John’s preparation did not go to waste – he was successful and secured a place at NP’s Diploma in Molecular Biotechnology course (MBIO).
From cultivating microbes…
From the start of his journey in MBIO, John had many opportunities to explore his interest in the invisible processes that govern life on earth – inside our cells.
Besides lectures, there were also weekly practical sessions in which he could practise the skills needed for research.
He shares, “There was actually a lot more hands-on work than I had expected, which is great! In fact, I think about a third of my time in NP was spent in the lab!”
John enjoyed what he was doing so much that he volunteered as a research assistant in his lecturer’s lab during the polytechnic holidays.
“I think one advantage about learning in polytechnic is that our lecturers do not just teach,” he explained. “They are also researchers working on actual, current projects – and they have a lot of authentic experiences to share with us about the industry.”
During his first stint as a voluntary research assistant, John helped with a study that aimed to produce collagen from bacteria to be used in therapy for joint pain.
In the next holiday, he got the chance to work on a project to create anti-microbial coatings for stainless steel plates used in water treatment plants. This could potentially help prevent the growth of harmful bacteria and make the maintenance work of the treatment plants easier and safer for workers.
Lab work requires precision – and sometimes, a lot of patience!
His work may not look terribly exciting from the outside, he says – he spent most of his time examining bacterial cultures in petri dishes and running tests on them – but John appreciated the opportunity to learn alongside the researchers and be involved in projects that could help improve lives.
He also got the chance to pick up advanced theories and techniques that he had not yet learnt in class.
He reflected, “Through the work at my lecturer’s lab, I learned that research is not always about coming up with new ground-breaking technology. Sometimes, it is about applying a technology that we already know about in new situations to solve new problems – and that’s very exciting.”
… To growing vegetables
That’s not to say life for John was completely lab-dominated during his three years.
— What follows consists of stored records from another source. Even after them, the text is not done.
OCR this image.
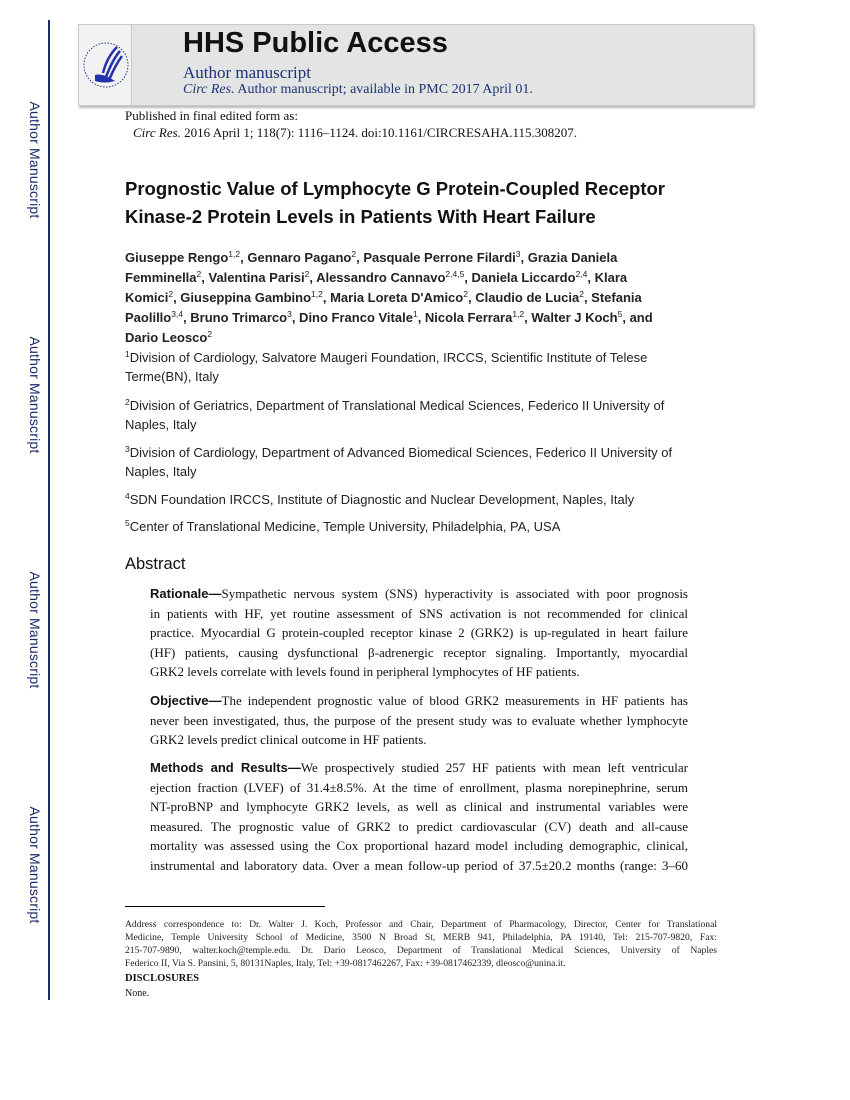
Author Manuscript
Author Manuscript
Author Manuscript
Author Manuscript
HHS Public Access
Author manuscript
Circ Res. Author manuscript; available in PMC 2017 April 01.
Published in final edited form as:
Circ Res. 2016 April 1; 118(7): 1116–1124. doi:10.1161/CIRCRESAHA.115.308207.
Prognostic Value of Lymphocyte G Protein-Coupled Receptor
Kinase-2 Protein Levels in Patients With Heart Failure
Giuseppe Rengo$^{1,2}$, Gennaro Pagano$^2$, Pasquale Perrone Filardi$^3$, Grazia Daniela
Femminella$^2$, Valentina Parisi$^2$, Alessandro Cannavo$^{2,4,5}$, Daniela Liccardo$^{2,4}$, Klara
Komici$^2$, Giuseppina Gambino$^{1,2}$, Maria Loreta D'Amico$^2$, Claudio de Lucia$^2$, Stefania
Paolillo$^{3,4}$, Bruno Trimarco$^3$, Dino Franco Vitale$^1$, Nicola Ferrara$^{1,2}$, Walter J Koch$^5$, and
Dario Leosco$^2$
$^1$Division of Cardiology, Salvatore Maugeri Foundation, IRCCS, Scientific Institute of Telese
Terme(BN), Italy
$^2$Division of Geriatrics, Department of Translational Medical Sciences, Federico II University of
Naples, Italy
$^3$Division of Cardiology, Department of Advanced Biomedical Sciences, Federico II University of
Naples, Italy
$^4$SDN Foundation IRCCS, Institute of Diagnostic and Nuclear Development, Naples, Italy
$^5$Center of Translational Medicine, Temple University, Philadelphia, PA, USA
Abstract
Rationale—Sympathetic nervous system (SNS) hyperactivity is associated with poor prognosis
in patients with HF, yet routine assessment of SNS activation is not recommended for clinical
practice. Myocardial G protein-coupled receptor kinase 2 (GRK2) is up-regulated in heart failure
(HF) patients, causing dysfunctional β-adrenergic receptor signaling. Importantly, myocardial
GRK2 levels correlate with levels found in peripheral lymphocytes of HF patients.
Objective—The independent prognostic value of blood GRK2 measurements in HF patients has
never been investigated, thus, the purpose of the present study was to evaluate whether lymphocyte
GRK2 levels predict clinical outcome in HF patients.
Methods and Results—We prospectively studied 257 HF patients with mean left ventricular
ejection fraction (LVEF) of 31.4±8.5%. At the time of enrollment, plasma norepinephrine, serum
NT-proBNP and lymphocyte GRK2 levels, as well as clinical and instrumental variables were
measured. The prognostic value of GRK2 to predict cardiovascular (CV) death and all-cause
mortality was assessed using the Cox proportional hazard model including demographic, clinical,
instrumental and laboratory data. Over a mean follow-up period of 37.5±20.2 months (range: 3–60
Address correspondence to: Dr. Walter J. Koch, Professor and Chair, Department of Pharmacology, Director, Center for Translational
Medicine, Temple University School of Medicine, 3500 N Broad St, MERB 941, Philadelphia, PA 19140, Tel: 215-707-9820, Fax:
215-707-9890, walter.koch@temple.edu. Dr. Dario Leosco, Department of Translational Medical Sciences, University of Naples
Federico II, Via S. Pansini, 5, 80131Naples, Italy, Tel: +39-0817462267, Fax: +39-0817462339, dleosco@unina.it.
DISCLOSURES
None.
He found that polytechnic had a lot to offer outside of the academics as well. In fact, he was involved in three different interest groups during his time in NP!
He joined NP’s Community Service Interest Group and the Young Scientist Interest Group, where he could network with like-minded people and also participate in ad hoc projects and events that sparked his interest.
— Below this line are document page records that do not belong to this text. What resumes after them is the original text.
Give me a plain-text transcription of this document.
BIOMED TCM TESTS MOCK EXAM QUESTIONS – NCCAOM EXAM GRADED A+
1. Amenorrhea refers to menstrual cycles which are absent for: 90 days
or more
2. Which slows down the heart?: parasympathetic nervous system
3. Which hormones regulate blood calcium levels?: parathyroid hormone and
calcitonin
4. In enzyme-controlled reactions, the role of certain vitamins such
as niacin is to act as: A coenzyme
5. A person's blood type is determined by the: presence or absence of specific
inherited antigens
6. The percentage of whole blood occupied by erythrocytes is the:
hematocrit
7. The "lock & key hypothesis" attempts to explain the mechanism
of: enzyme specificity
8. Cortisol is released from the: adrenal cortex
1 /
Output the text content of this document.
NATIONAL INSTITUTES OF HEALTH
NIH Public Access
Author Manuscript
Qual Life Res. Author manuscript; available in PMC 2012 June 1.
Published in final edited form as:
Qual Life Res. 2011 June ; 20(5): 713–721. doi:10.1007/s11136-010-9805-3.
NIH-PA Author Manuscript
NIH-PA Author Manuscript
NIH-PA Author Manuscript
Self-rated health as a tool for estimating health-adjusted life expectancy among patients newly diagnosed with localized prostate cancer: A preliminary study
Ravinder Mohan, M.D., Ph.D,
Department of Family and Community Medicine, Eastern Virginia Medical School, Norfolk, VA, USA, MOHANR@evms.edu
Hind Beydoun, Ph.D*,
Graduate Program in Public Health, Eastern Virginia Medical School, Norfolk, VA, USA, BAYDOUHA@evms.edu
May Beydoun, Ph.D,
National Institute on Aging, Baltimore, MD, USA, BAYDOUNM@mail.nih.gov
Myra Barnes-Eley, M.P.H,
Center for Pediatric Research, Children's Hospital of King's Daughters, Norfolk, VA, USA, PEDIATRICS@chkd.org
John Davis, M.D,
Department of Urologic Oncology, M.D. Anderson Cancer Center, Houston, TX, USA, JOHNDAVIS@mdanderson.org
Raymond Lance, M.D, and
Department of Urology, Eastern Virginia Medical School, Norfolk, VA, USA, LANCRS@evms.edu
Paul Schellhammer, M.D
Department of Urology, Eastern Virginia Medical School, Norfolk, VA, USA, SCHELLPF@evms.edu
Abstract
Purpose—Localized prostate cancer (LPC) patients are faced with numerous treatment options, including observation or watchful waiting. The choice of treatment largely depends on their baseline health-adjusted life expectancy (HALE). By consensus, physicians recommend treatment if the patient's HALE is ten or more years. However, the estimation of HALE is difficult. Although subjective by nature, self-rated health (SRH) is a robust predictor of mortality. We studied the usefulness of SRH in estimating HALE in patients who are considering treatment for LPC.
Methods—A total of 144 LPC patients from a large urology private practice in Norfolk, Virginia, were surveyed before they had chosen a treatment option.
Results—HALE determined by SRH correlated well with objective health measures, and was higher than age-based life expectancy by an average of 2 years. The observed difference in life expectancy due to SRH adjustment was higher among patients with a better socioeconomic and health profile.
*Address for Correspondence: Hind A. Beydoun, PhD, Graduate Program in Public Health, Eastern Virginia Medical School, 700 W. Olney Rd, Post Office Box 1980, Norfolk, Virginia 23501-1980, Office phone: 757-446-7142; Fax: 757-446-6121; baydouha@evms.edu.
Most of his time however was spent in the Horticulture Club in NP, in which he served as a committee member.
“Gardening is a hobby for me,” he joked. “We actually managed to establish an edible garden. It was fun to grow things that I can see and eat for once.”
Outside of NP, John also volunteered as a Cadet Inspector in the NPCC Unit back at his secondary school, where he helped to guide his juniors.
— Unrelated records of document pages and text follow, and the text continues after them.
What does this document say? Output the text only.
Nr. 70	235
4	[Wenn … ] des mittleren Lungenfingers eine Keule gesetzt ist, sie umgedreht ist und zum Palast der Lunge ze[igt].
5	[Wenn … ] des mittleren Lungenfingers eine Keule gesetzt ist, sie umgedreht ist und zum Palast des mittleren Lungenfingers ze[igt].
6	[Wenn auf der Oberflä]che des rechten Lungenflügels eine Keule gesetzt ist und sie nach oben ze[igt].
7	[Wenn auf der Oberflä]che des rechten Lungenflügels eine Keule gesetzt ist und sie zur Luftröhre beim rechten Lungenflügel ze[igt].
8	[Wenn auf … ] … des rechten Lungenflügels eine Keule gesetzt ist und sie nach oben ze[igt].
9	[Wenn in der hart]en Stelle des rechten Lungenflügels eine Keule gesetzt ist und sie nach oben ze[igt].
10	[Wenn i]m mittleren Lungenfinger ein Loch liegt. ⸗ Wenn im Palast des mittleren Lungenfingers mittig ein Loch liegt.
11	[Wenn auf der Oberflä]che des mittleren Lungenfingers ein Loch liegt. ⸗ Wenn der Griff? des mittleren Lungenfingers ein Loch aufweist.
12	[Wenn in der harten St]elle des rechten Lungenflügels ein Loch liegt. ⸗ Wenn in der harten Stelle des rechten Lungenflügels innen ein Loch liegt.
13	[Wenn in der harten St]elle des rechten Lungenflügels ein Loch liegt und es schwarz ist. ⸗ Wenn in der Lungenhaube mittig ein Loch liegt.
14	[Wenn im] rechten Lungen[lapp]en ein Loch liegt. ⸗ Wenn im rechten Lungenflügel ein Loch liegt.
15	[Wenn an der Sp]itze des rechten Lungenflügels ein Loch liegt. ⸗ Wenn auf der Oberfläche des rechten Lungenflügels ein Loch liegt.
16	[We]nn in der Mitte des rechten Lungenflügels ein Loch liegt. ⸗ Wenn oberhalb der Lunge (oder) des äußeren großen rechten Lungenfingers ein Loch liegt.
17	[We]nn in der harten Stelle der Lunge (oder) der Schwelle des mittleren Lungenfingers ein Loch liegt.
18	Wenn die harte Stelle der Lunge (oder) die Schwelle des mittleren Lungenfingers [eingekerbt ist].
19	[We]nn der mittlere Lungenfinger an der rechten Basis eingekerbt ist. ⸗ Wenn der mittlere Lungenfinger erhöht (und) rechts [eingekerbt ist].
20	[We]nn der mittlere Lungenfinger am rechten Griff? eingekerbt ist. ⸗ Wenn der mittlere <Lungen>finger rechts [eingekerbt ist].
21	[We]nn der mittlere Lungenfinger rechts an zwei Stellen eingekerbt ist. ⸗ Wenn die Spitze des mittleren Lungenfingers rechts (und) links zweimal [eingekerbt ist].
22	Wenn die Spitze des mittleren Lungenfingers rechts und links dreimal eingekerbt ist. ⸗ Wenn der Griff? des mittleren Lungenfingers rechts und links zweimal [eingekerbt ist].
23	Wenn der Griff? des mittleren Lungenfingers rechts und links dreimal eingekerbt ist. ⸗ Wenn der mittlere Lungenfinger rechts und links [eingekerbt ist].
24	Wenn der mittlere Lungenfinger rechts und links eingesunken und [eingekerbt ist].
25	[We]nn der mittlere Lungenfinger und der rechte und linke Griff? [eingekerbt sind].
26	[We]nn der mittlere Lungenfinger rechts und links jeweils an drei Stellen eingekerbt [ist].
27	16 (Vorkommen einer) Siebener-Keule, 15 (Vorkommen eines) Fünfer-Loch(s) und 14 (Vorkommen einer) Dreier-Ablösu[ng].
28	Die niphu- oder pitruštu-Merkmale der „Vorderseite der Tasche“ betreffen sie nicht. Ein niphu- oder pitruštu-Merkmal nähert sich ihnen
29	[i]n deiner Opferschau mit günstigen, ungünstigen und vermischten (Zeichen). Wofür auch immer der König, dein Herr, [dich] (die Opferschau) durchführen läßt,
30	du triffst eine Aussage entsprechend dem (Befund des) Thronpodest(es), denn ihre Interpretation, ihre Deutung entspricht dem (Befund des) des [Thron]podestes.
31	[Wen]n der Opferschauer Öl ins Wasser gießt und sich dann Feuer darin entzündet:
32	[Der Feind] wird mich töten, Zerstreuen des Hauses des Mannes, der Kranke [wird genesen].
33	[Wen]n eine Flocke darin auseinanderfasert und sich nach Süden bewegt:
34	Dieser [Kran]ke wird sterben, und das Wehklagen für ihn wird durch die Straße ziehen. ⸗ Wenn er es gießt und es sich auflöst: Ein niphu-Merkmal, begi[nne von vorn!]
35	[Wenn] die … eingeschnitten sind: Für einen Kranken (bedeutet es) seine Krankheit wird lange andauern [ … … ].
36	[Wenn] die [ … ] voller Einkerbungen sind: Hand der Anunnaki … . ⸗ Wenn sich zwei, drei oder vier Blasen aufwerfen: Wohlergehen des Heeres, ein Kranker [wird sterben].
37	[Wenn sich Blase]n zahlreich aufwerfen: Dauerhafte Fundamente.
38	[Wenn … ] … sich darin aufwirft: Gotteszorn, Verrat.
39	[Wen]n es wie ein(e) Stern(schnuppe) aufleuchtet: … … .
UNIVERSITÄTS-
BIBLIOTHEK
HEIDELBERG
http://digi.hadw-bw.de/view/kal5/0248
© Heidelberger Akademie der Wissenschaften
“I believe my secondary school and my CCA especially helped me grow to be more disciplined and confident as a person, which led me to where I am today,” he said. “That’s why I still go back regularly and contribute my time to guide my juniors.”
After NP – The journey continues
John just graduated from NP this April , but he has already mapped out his next steps towards his dreams of being a full-fledged molecular biology researcher.
He applied for and was awarded the A*Star National Science Scholarship and intends to pursue a degree in Molecular Science overseas after his National Service.
In the long term, he hopes to complete a PhD and set up his own research lab in Singapore that will make use of biotechnology to tackle issues like health, food security, and yes, climate change.
“To me, research is about understanding the world and how we can use this knowledge to solve problems. I hope that my work in biotechnology research will be my way of giving back to the community.”